Editorial: Dollars and energy

May 4, 2009
Because the US government plans to spend heavily on energy over the next decade, taxpayers have reason to wonder what they’ll get for their money.

Because the US government plans to spend heavily on energy over the next decade, taxpayers have reason to wonder what they’ll get for their money. Answers won’t come easily. The spending will take many forms, from direct payments on activities such as clean-coal research to tax incentives for renewable energy and conservation. No simple accounting will be available.

A new report from the US Energy Information Administration nevertheless suggests where the country is heading in its latest experiment with governmental fuel selection. According to EIA, the American Recovery and Reinvestment Act of 2009 (ARRA)—the stimulus bill signed by President Barack Obama on Feb. 17—definitely will change patterns of energy use and production in the next 2 decades. But it won’t meet ambitious goals by which the spending and market intrusions have been marketed.

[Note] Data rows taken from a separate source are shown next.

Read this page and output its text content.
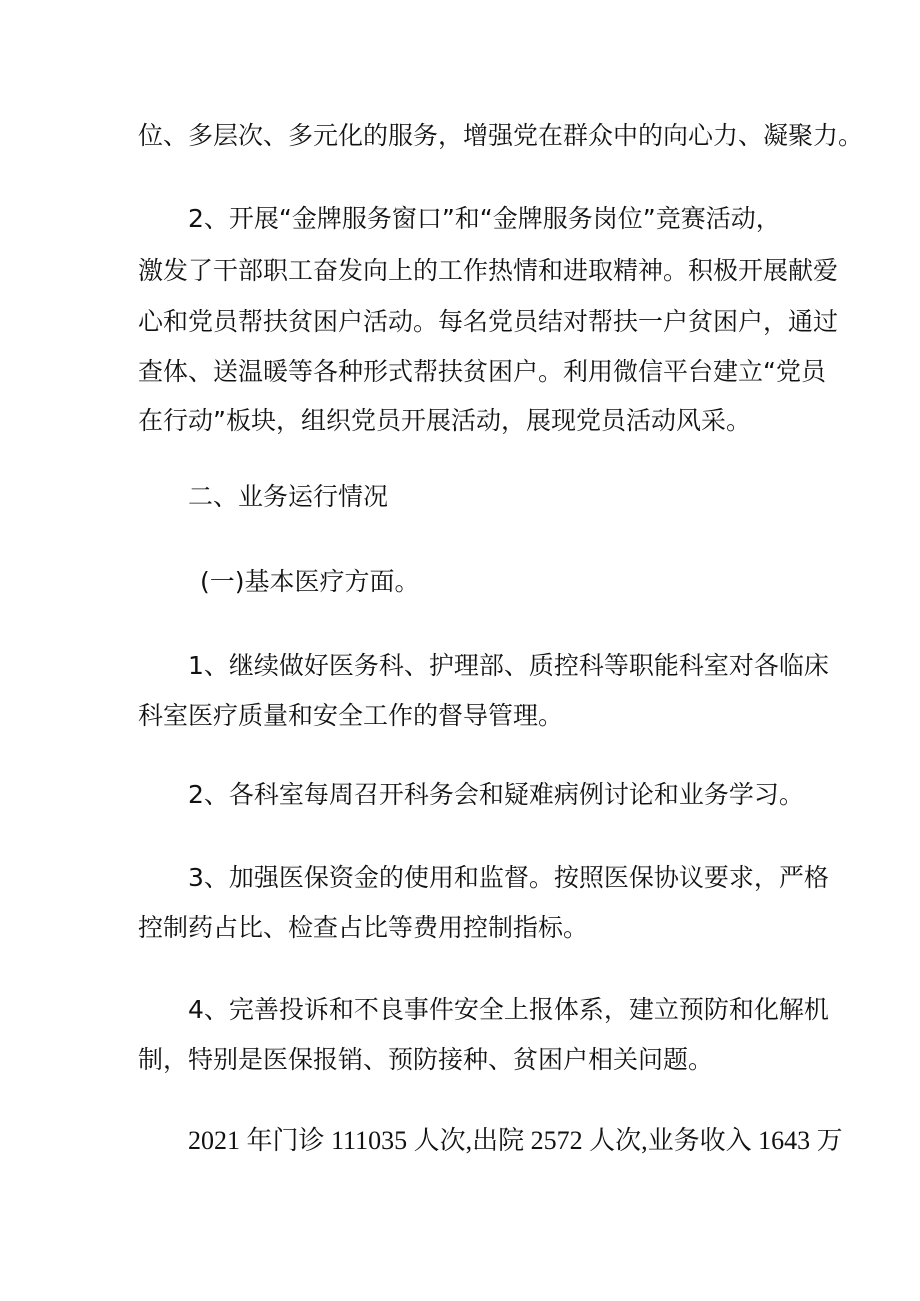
位、多层次、多元化的服务，增强党在群众中的向心力、凝聚力。
2、开展“金牌服务窗口”和“金牌服务岗位”竞赛活动，
激发了干部职工奋发向上的工作热情和进取精神。积极开展献爱
心和党员帮扶贫困户活动。每名党员结对帮扶一户贫困户，通过
查体、送温暖等各种形式帮扶贫困户。利用微信平台建立“党员
在行动”板块，组织党员开展活动，展现党员活动风采。
二、业务运行情况
(一)基本医疗方面。
1、继续做好医务科、护理部、质控科等职能科室对各临床
科室医疗质量和安全工作的督导管理。
2、各科室每周召开科务会和疑难病例讨论和业务学习。
3、加强医保资金的使用和监督。按照医保协议要求，严格
控制药占比、检查占比等费用控制指标。
4、完善投诉和不良事件安全上报体系，建立预防和化解机
制，特别是医保报销、预防接种、贫困户相关问题。
2021 年门诊 111035 人次,出院 2572 人次,业务收入 1643 万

What ARRA will do is cost money. The administration estimates ARRA spending on energy will total $65 billion through 2019. Against that cost, the EIA report holds up important performance metrics.

Important changes

The report updates EIA’s Annual Energy Outlook 2009 to accommodate two important changes: deterioration of the global economy and enactment of ARRA. EIA compares the new projection to 2030 not only with the original report but also with a forecast predicated on new economic conditions without ARRA. “The effect of ARRA alone, including its energy-related provisions and its stimulative impact on the economy, can be roughly estimated by comparing the no-stimulus case to the updated reference case,” EIA says.

Relative to the no-stimulus case, the updated forecast incorporating ARRA changes sees major expansion of renewable energy for power generation, of wind generation, and of geothermal and biomass capacities. It also expects lower energy use for buildings and lower household and commercial spending for nontransportation energy. Total energy consumption in 2020, the outer limit for ARRA spending, will be 104.67 quadrillion BTUs (quads), EIA now predicts. That’s 0.54 quads higher than in the no-stimulus case—up in all categories except natural gas and nuclear.

ARRA lifts total US energy production by 0.49 quads to 81.88 quads in 2020 from the no-stimulus level, with increases confined to coal, biomass, and other renewables—the big beneficiaries of spending under the stimulus bill. The measure pushes up the combined contribution to 2020 energy supply of those sources by 1.91 quads. If half the federal energy spending under ARRA relates to supply, the US will have spent $17/MMbtu to achieve an annual boost from favored energy forms representing 2.3% of total domestic production. For perspective, natural gas is now worth about $3.30/MMbtu crude oil about $8.60/MMbtu. The total supply increment for coal, biomass, and other renewable energy is only fractionally greater in 2030 against the no-stimulus assumption than it is in 2020.

US import dependency declines over the course of the study period in all cases, but differences between the no-stimulus case and new projection are negligible. In 2030, the US still relies on foreign sources for 22-23% of its energy in the EIA forecast. This is not energy independence, a prominent goal of energy policy-making.

Oil as a share of total consumption also falls slightly—from 40% in 2007 to 37% in 2020 and 36-37% in 2030. Again, differences in specific years with and without ARRA are slight. So the new law advances the US very little toward the goal enunciated by Obama in February to “begin to end the tyranny of oil in our time.” The decline was going to happen anyway.

Emission changes

Differences are bigger for energy-related emissions of carbon dioxide, another driver of energy policy. They’re 1.3% lower with ARRA than without it in 2013 and 0.6% lower in 2030. But those differences are inconsequential to global average temperature.

The ARRA commits Americans to major expenditure on energy behavior that few would choose for themselves. It does so in service to energy goals—supply independence, greatly diminished reliance on oil, moderation of observed warming—that it will not attain.

Major spending on minor achievements is a poor deal in any system of economics. Some might call it senseless.